Il maggior numero di sospesi è nella sanità privata. Colpiti dal provvedimento parecchi medici di centri sanitari della città, alcuni dentisti che lavorano in studi odontoiatrici professionali piuttosto noti. Fra i sanzionati pure diversi psicologi. Anche il San Bortolo ha, però, i suoi no-vax in camice bianco. Fra di loro 4 medici, uno dei quali proprio dell’organico di uno dei reparti specialistici che combattono il Covid in prima linea, e hanno visto passare e morire da marzo dello scorso anno decine di persone ghermite dalla furia della polmonite virale. Si vede che neppure vedere da vicino la fine di chi muore, gli occhi smarriti, i polmoni divorati dall’infezione letale senza più la capacità di respirare autonomamente, serve a convincere quando, sospinti da un estremismo senza argini, non si vuole riconoscere il senso etico e il dovere della vaccinazione in una fase di emergenza sanitaria che coinvolge l’intera comunità. 

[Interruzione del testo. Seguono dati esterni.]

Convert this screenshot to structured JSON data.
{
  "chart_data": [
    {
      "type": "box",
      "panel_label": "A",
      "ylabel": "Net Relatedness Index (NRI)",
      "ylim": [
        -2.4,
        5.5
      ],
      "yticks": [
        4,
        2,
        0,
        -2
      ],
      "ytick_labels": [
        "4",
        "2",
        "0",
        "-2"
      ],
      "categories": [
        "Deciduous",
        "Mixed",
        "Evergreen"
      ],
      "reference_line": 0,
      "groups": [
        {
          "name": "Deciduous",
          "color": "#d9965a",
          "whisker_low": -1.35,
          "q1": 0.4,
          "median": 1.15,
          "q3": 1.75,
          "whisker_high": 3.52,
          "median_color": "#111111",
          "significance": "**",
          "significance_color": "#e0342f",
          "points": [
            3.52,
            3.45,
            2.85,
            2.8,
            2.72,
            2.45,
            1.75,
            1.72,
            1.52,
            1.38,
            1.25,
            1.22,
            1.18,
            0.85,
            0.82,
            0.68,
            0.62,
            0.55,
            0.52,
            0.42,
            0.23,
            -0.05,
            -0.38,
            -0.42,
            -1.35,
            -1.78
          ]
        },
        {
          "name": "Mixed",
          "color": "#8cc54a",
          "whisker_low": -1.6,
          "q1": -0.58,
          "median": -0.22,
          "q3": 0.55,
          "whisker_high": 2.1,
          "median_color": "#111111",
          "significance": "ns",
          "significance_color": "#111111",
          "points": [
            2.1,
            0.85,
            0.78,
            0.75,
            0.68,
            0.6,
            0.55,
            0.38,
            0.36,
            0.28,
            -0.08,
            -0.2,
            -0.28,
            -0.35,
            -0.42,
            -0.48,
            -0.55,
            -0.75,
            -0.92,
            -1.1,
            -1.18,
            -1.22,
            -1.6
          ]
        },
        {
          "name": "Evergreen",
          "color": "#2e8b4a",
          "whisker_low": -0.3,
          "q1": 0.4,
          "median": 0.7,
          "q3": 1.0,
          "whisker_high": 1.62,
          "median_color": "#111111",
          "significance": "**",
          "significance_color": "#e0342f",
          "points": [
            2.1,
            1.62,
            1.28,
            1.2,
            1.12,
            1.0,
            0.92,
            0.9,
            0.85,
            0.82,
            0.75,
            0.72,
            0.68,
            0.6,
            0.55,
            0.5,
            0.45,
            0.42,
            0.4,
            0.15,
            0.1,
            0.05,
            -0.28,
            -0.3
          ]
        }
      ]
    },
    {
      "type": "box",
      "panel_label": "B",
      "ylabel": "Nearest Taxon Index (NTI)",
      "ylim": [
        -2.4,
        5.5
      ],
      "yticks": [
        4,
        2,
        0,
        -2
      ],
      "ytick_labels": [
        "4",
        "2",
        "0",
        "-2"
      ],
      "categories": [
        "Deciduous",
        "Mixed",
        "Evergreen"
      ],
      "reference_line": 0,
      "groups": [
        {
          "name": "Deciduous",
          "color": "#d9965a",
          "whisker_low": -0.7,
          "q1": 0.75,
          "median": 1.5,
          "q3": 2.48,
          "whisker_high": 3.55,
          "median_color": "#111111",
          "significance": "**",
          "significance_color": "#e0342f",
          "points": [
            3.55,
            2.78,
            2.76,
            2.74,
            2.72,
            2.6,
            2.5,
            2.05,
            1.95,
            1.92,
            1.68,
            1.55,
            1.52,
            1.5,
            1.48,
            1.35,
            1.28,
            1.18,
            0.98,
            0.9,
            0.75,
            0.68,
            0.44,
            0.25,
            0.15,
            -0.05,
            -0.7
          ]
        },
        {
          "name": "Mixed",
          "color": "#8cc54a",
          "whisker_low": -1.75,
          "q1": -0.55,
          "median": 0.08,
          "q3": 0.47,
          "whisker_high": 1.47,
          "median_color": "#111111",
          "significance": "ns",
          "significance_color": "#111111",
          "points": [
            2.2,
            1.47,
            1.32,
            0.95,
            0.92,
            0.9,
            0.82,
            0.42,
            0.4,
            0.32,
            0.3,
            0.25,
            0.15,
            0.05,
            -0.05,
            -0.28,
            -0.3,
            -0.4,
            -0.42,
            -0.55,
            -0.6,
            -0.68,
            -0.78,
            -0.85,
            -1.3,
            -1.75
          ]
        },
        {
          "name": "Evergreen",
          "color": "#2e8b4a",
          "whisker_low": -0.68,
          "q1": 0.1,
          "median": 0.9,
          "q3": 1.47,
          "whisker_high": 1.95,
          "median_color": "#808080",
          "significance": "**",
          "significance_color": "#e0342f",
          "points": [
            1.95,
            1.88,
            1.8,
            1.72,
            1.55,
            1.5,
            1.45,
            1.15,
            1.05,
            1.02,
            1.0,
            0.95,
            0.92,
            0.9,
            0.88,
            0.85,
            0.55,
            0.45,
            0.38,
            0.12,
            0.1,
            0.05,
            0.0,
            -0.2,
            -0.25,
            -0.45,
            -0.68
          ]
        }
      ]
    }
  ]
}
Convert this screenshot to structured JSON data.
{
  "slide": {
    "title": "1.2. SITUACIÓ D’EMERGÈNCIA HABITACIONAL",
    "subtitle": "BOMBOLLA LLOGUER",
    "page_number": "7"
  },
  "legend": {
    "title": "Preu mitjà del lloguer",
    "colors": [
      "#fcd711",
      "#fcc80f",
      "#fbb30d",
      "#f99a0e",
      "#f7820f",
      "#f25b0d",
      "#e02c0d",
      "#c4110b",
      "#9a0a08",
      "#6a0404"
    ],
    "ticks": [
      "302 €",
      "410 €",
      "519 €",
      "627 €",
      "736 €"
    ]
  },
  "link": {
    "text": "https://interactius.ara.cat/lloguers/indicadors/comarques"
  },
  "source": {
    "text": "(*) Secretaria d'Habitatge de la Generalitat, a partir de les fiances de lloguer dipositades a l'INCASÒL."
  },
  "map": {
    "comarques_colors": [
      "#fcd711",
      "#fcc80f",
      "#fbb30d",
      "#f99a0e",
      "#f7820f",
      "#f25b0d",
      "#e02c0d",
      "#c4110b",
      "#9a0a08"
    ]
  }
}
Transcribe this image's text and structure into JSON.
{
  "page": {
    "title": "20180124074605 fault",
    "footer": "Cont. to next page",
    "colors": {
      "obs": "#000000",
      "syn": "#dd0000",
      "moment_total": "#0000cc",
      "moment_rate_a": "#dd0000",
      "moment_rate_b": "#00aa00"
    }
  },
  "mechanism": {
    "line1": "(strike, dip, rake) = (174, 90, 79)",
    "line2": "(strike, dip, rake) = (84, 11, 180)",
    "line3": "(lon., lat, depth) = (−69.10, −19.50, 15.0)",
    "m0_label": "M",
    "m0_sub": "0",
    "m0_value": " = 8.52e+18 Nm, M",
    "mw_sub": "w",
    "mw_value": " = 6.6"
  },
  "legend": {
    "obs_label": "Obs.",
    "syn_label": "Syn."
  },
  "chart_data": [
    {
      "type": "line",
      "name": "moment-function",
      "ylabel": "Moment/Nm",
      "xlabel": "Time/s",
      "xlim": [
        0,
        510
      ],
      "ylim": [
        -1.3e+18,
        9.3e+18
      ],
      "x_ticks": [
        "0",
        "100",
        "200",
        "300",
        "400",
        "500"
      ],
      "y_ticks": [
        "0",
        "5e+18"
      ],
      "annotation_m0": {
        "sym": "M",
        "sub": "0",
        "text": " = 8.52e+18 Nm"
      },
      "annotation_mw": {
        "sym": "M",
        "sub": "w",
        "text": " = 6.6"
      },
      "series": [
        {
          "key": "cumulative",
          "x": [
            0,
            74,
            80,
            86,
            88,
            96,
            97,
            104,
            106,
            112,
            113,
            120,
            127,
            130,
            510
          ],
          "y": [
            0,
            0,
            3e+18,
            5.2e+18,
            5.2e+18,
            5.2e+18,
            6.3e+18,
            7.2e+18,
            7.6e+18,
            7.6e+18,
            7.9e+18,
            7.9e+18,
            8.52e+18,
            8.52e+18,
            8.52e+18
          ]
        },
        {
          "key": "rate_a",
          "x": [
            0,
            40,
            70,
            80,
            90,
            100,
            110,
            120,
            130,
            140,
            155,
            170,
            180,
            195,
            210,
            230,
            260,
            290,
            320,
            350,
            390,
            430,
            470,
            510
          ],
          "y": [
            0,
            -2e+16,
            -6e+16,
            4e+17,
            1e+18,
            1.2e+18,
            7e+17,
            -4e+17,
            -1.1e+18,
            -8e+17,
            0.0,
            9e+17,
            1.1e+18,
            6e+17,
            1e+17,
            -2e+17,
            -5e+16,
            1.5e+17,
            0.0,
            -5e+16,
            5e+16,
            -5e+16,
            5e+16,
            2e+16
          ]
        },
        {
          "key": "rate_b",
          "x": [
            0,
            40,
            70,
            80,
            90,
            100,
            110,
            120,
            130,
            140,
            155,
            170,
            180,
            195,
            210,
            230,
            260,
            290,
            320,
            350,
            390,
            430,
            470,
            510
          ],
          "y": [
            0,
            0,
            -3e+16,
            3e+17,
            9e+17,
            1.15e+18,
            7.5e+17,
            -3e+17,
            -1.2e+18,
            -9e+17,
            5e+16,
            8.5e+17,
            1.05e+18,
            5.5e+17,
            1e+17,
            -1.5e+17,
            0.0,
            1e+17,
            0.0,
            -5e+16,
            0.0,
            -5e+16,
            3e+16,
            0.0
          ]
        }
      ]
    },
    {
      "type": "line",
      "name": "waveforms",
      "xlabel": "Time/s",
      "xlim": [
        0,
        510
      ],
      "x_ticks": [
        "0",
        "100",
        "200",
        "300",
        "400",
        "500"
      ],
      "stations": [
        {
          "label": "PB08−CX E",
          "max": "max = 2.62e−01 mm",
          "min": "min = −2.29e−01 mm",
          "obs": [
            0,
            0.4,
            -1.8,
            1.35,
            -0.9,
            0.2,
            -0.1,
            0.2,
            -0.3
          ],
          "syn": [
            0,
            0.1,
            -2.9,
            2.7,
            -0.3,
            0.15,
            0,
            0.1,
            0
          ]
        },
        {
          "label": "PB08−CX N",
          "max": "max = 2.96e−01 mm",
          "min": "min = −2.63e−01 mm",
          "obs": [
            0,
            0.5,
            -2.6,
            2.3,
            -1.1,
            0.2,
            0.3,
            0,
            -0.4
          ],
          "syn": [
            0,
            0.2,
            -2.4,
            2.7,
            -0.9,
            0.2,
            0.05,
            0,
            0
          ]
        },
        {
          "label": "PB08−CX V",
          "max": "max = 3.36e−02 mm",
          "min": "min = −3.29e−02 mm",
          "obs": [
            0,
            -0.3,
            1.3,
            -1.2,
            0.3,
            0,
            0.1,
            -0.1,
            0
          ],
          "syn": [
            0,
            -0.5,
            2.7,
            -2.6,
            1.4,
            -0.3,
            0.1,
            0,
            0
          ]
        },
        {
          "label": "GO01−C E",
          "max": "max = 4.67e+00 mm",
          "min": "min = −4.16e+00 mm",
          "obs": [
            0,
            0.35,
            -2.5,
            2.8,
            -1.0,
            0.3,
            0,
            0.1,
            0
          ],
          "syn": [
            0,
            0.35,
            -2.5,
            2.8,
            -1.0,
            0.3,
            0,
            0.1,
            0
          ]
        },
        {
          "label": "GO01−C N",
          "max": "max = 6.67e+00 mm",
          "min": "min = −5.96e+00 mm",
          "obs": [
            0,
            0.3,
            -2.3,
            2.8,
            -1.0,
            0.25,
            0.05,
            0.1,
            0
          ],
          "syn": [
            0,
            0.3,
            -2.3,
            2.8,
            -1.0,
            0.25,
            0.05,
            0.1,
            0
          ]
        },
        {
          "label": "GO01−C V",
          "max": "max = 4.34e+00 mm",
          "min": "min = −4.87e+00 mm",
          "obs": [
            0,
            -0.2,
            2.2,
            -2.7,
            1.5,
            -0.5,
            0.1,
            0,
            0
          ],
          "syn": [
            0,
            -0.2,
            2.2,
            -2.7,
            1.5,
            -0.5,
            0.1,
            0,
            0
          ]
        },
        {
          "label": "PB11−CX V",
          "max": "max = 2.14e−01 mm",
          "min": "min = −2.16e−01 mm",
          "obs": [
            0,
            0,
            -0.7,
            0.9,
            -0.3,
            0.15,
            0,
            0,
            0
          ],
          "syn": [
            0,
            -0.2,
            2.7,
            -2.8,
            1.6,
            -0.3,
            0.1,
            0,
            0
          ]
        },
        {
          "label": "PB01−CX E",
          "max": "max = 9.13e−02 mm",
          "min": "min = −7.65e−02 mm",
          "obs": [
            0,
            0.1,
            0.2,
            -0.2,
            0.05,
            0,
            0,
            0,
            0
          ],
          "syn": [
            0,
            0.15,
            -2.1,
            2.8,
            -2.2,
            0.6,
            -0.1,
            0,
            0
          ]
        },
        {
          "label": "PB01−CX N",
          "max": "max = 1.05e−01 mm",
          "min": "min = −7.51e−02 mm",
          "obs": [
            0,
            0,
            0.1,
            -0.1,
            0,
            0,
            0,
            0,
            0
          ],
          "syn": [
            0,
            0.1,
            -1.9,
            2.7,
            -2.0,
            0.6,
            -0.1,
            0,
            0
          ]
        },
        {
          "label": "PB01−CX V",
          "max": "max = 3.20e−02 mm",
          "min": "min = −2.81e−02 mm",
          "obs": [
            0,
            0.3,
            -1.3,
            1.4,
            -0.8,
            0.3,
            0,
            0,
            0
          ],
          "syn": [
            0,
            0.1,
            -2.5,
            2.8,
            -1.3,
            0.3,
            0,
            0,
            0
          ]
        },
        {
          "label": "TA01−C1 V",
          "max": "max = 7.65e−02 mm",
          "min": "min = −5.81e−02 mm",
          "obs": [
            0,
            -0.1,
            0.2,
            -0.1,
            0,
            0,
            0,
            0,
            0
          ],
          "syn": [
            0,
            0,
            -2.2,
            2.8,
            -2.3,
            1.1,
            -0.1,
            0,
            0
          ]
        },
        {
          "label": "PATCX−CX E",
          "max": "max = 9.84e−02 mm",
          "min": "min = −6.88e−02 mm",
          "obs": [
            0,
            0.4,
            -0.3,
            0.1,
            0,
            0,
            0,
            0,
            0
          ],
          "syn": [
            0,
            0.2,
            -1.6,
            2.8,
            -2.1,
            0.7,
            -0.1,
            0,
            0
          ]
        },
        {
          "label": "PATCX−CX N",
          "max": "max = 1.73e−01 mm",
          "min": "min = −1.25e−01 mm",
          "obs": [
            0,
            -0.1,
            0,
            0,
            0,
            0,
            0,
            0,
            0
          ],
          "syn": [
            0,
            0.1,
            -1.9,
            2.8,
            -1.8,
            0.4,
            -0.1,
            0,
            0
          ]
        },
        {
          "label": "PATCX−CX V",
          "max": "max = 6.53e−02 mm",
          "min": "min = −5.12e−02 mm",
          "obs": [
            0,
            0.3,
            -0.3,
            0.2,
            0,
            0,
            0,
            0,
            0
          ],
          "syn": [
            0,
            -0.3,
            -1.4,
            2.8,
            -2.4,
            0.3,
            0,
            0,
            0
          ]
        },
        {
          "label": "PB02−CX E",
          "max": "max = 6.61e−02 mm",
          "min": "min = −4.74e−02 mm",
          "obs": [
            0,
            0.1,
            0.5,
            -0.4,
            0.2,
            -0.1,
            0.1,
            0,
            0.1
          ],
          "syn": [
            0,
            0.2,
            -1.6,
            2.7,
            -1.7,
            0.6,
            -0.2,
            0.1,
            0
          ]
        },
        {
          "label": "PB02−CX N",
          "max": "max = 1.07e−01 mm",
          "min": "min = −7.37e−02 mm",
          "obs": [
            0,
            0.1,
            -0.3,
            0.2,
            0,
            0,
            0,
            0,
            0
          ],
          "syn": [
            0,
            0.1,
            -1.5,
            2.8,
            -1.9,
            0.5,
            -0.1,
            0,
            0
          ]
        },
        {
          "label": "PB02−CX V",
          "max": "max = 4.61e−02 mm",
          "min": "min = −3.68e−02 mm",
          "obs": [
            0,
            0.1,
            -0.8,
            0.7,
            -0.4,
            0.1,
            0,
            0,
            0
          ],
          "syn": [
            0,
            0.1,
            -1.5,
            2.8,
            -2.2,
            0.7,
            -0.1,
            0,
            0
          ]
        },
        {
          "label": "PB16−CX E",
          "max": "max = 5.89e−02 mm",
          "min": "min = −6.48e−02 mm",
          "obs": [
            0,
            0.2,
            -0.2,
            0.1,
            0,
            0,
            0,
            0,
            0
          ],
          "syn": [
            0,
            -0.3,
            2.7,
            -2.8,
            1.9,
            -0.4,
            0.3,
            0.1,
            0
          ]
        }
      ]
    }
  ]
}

Il pacchetto più consistente di sospensioni riguarda infermieri, oss, ostetriche, tecnici di laboratorio, fisioterapisti. 

Si va avanti sulla via del rigore, ma la materia rimane spinosissima. Molti dei sospesi hanno fatto muovere gli avvocati fra ricorsi e carte bollate. C’è chi parla di vaccino ancora sperimentale. E chi si appella alla presunta violazione dell’articolo 32 della Costituzione secondo il quale nessuno può essere obbligato a un trattamento sanitario. Ci sono in atto battaglie legali, anche se, fino ad oggi, dovunque in Italia, giudici del lavoro e Tar hanno sempre respinto le richieste di sospensiva e di reintegro dei ricorrenti. «Stiamo avendo un grosso supporto da parte del nostro ufficio legale», spiega la direttrice del Sisp Teresa Padovan, che coordina i lavori della commissione valutatrice, affiancata dalla responsabile della direzione medica Romina Cazzaro, da due primari, l’infettivologo Vinicio Manfrin e il dermatologo Luigi Naldi, da assistenti sanitarie e funzionari amministrativi. Le ragioni a favore dell’azienda sono tante, dalla insindacabilità della scelta del legislatore, al diritto alla salute che prevale sulla libertà del singolo. Le lettere con cui si comunica la delibera di sospensione sono state trasmesse per competenza, dopo l’accertamento che spetta all’Ulss, anche dall’Ordine dei medici ai professionisti iscritti all’albo; le raccomandate spedite dall’Ulss agli operatori fuori-legge potrebbero peraltro aumentare. Nei prossimi giorni la commissione aziendale tornerà a riunirsi per vagliare altre posizioni in bilico. E la sensazione è che ci sarà un altro giro di vite. La battaglia per combattere il Covid ancora di più nei luoghi della sanità è troppo importante.